The 2019 budget forecasts that the public debt at the end of the year would be around $29 billion, equivalent to 70.9% of Tunisia’s GDP. There is consensus within economic

circles that debt-related indexes are a source of great concern. They remain at very high levels, even though they dropped from the yearly rate of 76.7%.

The state usually borrows to invest in productive development projects but often finds itself forced to use part of the loans to pay public sector employees.

International financial institutions say the public sector is largely unproductive and uses a significant portion of the funds allocated for investment, thus exacerbating the external debt crisis.

Data released by the Central Bank of Tunisia confirmed an alarming 44% rise in debt-servicing costs in the first eight months of 2019, which places extreme pressure on the government to tackle the problem before it gets worse.

Ben Hammouda said he considered restoring the pace of investments and activating sector and structural reforms to rearrange or replace the local development model top priorities that decision makers should work on.

Accountant Walid Ben Salah said improvement in the value of the dinar from February through July was because of the stability of the foreign exchange reserves resulting from Tunisia’s access to foreign loans. Reserves at the end of August stood at 17.2 billion dinars ($6 billion) for the first time in nearly two years.

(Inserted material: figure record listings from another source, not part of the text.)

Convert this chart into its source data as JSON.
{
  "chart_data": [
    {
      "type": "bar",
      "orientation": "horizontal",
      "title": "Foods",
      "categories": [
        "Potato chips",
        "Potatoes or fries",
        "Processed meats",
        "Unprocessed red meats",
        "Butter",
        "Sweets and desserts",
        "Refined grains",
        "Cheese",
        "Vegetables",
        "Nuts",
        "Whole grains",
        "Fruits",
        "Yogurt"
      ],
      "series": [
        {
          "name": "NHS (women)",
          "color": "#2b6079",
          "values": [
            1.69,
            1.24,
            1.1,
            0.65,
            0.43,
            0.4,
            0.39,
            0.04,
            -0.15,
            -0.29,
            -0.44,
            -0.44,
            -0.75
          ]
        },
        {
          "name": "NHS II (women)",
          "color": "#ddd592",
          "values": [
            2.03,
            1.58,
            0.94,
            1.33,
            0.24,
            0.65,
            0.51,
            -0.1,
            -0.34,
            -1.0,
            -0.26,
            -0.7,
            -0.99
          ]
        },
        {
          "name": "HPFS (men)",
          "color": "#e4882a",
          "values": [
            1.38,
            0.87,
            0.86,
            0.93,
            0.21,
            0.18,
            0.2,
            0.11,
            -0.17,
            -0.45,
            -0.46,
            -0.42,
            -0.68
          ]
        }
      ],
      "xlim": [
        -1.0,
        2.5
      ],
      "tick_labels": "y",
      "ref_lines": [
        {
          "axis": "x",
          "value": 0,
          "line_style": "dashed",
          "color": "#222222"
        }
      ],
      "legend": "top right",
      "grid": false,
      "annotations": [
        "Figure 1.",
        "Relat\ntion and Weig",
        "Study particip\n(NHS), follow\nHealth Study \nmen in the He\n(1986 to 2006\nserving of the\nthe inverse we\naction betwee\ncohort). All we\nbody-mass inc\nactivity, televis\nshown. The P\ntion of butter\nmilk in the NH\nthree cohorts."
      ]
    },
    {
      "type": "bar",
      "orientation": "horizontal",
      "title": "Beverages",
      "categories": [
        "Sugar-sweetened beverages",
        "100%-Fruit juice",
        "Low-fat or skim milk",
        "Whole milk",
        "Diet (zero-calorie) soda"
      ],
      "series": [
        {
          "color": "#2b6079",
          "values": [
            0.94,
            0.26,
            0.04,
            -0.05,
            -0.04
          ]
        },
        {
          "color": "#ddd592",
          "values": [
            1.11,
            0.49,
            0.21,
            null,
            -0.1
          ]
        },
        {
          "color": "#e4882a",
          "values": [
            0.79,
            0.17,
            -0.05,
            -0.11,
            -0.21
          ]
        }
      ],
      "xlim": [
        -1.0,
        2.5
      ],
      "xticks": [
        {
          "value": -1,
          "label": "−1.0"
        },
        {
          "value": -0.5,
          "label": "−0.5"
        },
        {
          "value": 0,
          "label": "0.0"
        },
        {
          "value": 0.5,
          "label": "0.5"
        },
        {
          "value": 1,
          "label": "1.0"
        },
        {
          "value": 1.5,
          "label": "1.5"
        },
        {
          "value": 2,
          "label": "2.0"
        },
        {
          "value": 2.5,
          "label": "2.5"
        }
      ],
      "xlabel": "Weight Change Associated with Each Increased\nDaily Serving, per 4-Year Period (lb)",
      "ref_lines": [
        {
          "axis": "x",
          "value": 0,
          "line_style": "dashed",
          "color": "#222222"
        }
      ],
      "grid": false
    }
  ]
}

The Tunisian Finance Ministry said earlier that the budget allocated to repay the principal increased in the first half of the year by about 54%, reaching $1.2 billion against $770 million in 2018.

Economic policies of successive governments since 2011 have been unable to result in appropriate solutions to two fundamental dilemmas in Tunisia: unemployment and poverty.

The unemployment rate has fallen slightly but remained high, reaching 15.3% by the end of the first half of 2019, compared to 15.4% at the end of last year. It is expected to be 15.5% by the end of this year.

The poverty rate has stabilised at more than 15.2% since 2015, raising questions about the government’s success in implementing reform plans agreed to with the International Monetary Fund (IMF), as required.

Tunisia agreed with the IMF in May 2016 on painful reforms to address chronic shortcomings in fiscal balances but the reforms have not produced positive results.

There has been evidence regarding authorities’ inability to rescue debt-laden state-owned enterprises and whose problems have been exacerbated by slow implementation of reforms and complaints of poor services, while continuous political bickering stands as the main obstacle to easing accumulated crises.